The Desert Museum has partnered with the Monterey Bay Aquarium and the Sonoran Sea Aquarium to research and produce a Gulf of California Seafood Watch Guide. Use this guide and help make a difference! Your wise choices will help create a healthier Sea of Cortez, and healthier oceans worldwide. Pocket-size Seafood Watch Guides are available at the Desert Museum's ticket window, and can be downloaded here. For more information about the Monterey Bay Aquarium's Seafood Watch Program, or to view the research summaries upon which the Gulf of California Seafood Watch Guide is based, visit www.montereybayaquarium.org.

Over the past two decades, the world's fishing fleets have come to employ increasingly sophisticated technology to locate and harvest seafood (finfish and shellfish), including sonar, GPS, satellite data, seafloor scouring devices, long-lines, and highly effective gill nets. Today, as a result, 80 percent of the world's commercially-fished species are being fished at or beyond the brink at which their populations can sustain themselves (i.e., beyond sustainable levels). Annual seafood catches have now declined worldwide despite increased efforts by fishers. In addition, the sea's top predators have been reduced in numbers (by over-fishing) as much as 90 percent. Further, poorly designed coastal aquaculture farms are destroying the world's shores. Humans are now over-fishing nearly every commercial marine species, disrupting natural ocean ecosystems, altering oceanic food webs, and destroying coastlines around the world. And, a third of all the commercial seafood harvested in the world goes to fishmeal and fish oil, not to feed hungry humans.

For all these reasons, herbivorous fish (those species low in the food chain), such as catfish and tilapia, are the best options for harvesting and for consumers. If you must buy shrimp, buy U.S. wild-caught or farmed shrimp where strict guidelines are in place.

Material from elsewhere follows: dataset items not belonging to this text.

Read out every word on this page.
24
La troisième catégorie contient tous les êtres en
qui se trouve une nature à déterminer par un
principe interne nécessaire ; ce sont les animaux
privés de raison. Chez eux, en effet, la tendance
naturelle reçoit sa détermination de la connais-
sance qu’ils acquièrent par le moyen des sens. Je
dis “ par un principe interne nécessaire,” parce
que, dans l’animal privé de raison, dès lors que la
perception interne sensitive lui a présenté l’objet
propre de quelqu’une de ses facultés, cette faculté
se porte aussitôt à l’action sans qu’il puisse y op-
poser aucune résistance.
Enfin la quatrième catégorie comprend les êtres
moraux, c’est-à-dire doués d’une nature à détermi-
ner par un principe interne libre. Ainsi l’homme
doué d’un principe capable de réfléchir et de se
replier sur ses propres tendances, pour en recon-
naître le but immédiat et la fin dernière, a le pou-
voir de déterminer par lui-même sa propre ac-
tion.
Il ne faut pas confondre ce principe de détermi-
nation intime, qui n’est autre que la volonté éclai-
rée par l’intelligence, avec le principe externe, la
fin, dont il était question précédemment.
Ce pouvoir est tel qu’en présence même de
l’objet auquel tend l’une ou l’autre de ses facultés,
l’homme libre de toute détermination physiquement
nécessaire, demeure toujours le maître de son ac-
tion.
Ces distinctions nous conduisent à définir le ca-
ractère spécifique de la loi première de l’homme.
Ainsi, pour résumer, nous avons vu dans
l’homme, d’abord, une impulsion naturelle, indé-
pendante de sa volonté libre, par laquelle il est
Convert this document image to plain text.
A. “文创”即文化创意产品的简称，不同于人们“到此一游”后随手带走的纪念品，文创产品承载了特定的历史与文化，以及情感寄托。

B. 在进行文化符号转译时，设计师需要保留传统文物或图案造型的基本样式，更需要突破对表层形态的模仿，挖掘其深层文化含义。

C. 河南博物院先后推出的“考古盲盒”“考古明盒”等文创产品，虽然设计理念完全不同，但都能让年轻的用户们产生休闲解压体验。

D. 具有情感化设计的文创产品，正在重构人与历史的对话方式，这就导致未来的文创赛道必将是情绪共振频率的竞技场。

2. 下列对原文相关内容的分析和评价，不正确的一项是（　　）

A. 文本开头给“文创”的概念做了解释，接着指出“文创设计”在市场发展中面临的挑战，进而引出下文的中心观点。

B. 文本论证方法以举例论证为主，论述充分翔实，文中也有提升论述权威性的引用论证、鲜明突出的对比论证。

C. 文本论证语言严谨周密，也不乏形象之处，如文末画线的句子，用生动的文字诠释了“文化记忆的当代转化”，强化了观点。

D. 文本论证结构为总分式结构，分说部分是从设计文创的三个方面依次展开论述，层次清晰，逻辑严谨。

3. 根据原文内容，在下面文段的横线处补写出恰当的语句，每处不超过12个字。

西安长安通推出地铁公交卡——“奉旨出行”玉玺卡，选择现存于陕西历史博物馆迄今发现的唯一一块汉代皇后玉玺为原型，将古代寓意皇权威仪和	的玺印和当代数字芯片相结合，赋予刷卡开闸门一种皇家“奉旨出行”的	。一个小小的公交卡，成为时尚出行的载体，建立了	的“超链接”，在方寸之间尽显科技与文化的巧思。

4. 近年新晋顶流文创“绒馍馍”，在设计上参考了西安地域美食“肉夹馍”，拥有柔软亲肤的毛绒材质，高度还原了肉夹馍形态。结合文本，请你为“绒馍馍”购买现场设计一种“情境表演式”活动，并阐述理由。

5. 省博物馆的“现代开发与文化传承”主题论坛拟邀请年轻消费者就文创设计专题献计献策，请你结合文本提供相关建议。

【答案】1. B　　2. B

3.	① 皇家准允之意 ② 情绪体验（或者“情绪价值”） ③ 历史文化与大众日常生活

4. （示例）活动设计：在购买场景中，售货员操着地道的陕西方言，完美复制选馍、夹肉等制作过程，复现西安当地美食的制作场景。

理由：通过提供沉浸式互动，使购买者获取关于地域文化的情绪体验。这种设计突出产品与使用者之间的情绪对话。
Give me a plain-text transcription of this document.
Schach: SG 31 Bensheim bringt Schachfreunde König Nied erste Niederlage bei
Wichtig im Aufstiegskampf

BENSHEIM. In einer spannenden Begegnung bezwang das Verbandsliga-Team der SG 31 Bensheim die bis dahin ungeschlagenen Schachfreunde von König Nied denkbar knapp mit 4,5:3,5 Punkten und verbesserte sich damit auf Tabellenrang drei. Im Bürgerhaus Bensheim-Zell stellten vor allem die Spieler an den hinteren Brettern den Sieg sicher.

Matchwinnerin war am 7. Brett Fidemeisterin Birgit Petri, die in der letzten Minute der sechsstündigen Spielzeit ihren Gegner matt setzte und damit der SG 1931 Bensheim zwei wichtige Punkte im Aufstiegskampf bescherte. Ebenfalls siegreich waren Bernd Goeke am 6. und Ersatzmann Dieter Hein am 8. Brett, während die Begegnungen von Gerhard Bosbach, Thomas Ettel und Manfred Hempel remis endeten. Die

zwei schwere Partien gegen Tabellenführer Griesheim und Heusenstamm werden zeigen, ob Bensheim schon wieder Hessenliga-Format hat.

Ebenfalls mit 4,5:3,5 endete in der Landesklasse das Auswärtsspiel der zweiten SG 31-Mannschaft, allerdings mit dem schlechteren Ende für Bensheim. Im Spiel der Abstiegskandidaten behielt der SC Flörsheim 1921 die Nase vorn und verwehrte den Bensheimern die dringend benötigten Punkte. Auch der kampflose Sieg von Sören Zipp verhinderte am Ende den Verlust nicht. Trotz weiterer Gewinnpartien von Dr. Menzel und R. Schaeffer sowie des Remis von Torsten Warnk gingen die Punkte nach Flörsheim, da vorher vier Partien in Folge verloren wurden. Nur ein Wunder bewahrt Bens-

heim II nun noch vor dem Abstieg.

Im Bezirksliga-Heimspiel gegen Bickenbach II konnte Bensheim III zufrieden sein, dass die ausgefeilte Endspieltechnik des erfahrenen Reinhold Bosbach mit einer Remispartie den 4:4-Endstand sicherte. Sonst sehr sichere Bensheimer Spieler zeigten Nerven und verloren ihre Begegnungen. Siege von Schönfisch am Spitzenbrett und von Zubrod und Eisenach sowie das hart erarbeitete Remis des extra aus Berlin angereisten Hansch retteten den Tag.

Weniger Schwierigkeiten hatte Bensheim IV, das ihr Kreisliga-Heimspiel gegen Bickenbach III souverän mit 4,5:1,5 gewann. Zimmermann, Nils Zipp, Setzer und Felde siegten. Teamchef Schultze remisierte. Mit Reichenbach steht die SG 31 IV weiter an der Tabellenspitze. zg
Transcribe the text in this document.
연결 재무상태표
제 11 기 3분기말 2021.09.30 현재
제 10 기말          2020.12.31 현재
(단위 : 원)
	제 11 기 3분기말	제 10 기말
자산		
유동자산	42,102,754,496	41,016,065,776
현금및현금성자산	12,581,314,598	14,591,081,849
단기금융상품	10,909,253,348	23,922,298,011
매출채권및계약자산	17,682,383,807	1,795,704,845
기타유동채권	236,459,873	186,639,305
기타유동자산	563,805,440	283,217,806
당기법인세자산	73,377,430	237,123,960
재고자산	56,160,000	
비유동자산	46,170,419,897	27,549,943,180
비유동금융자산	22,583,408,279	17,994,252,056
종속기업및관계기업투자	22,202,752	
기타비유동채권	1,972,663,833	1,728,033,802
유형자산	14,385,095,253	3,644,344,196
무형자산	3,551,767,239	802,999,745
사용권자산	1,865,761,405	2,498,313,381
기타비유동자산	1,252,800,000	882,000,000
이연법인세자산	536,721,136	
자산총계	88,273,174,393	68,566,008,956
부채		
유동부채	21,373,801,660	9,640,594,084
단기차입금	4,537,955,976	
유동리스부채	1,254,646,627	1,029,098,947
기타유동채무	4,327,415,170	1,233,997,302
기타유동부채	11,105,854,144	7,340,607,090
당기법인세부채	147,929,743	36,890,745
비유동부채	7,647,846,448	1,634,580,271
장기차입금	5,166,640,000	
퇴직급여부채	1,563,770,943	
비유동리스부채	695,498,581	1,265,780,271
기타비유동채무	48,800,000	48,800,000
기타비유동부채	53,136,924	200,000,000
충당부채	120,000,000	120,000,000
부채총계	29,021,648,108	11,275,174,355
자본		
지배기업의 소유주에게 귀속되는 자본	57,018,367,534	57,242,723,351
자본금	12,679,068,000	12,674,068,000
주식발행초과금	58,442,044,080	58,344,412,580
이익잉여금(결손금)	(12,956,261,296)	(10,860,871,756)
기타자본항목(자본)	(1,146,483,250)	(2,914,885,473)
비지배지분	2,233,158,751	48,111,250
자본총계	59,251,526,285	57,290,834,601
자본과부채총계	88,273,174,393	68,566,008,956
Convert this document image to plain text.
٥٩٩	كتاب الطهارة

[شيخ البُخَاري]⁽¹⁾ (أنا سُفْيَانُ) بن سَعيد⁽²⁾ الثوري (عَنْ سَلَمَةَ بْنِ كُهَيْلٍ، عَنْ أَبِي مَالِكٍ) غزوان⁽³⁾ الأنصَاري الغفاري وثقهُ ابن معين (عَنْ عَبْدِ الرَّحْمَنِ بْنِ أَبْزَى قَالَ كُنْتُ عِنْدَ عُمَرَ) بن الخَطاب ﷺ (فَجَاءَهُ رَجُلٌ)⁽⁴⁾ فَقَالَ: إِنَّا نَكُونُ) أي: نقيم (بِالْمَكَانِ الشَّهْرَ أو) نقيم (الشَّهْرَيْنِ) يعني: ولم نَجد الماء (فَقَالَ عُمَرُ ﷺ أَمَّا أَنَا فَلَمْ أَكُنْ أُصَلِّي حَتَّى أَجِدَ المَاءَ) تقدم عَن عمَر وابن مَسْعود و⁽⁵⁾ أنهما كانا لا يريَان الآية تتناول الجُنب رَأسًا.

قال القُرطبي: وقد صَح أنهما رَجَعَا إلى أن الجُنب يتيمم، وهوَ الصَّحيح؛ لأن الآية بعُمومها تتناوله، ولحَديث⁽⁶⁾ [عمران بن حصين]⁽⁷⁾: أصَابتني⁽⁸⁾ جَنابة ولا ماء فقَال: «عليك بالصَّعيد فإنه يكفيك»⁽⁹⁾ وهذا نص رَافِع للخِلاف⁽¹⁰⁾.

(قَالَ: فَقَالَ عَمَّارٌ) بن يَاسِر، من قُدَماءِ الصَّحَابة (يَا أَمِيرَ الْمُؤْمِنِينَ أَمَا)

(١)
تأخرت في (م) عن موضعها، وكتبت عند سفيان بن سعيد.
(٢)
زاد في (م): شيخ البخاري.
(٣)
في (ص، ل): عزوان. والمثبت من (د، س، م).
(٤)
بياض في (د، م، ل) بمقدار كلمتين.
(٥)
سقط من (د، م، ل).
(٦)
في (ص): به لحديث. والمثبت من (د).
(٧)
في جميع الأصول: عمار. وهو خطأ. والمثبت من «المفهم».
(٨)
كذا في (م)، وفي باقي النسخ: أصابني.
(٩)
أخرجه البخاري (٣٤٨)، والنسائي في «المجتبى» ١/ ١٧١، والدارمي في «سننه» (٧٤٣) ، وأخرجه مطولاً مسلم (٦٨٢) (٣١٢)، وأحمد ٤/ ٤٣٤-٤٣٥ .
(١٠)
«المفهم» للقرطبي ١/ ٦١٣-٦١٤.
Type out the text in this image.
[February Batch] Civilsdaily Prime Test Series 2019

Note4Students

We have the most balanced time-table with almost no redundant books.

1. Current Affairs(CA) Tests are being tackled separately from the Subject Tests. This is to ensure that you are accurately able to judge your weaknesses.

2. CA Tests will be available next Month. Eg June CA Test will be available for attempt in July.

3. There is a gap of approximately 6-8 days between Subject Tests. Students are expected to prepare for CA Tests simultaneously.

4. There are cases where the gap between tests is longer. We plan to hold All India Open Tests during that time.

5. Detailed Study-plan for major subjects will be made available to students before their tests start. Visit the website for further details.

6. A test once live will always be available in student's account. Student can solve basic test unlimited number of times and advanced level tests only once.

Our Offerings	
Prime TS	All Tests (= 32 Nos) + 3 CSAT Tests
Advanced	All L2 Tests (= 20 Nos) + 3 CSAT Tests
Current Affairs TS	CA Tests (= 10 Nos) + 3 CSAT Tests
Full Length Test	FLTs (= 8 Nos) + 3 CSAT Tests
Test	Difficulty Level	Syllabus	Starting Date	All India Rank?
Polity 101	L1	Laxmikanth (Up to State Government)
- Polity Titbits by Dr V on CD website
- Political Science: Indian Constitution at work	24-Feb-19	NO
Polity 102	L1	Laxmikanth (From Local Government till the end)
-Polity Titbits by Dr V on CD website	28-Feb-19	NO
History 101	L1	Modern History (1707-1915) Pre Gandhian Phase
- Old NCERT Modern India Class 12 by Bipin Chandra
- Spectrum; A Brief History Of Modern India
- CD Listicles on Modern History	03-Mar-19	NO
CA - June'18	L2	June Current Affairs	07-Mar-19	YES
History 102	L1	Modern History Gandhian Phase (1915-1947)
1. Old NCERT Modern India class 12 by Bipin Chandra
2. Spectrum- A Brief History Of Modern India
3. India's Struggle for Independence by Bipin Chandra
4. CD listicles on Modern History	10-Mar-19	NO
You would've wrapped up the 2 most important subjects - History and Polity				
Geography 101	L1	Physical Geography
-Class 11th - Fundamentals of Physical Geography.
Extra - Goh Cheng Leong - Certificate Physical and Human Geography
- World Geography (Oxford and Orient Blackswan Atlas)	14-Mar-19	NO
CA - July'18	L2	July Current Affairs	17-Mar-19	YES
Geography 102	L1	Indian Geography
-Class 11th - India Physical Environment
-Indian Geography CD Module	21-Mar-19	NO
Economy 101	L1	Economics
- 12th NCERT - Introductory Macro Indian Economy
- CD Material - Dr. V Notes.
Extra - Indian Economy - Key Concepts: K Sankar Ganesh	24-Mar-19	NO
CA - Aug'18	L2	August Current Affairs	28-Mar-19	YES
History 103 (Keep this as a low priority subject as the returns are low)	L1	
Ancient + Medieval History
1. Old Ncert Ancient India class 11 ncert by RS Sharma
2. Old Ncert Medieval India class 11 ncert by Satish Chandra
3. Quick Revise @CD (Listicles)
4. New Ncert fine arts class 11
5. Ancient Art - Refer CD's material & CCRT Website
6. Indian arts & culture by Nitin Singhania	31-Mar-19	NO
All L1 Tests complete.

- Avoid purchasing all top carnivores ("apex predators"), such as grouper, sea bass, corvina, snapper, orange roughy, rockfish, and sharks. These fish are long-lived and commonly harvested before they have spawned.

- Avoid purchasing all seafood dredged from the sea floor, such as clams, oysters, scallops and shrimps (purchase hand or shovel-harvested shellfish). The dredging operations disrupt the seabed ecosystem and, in some cases, totally destroy it.

- Avoid fish taken by long-lines. This non-discriminating fishing method kills hundreds of thousands of non-target organisms, including sea turtles and porpoises, and have largely been responsible for the plummeting world bluefin tuna populations (bluefin tuna catch has fallen 90 percent since 1963).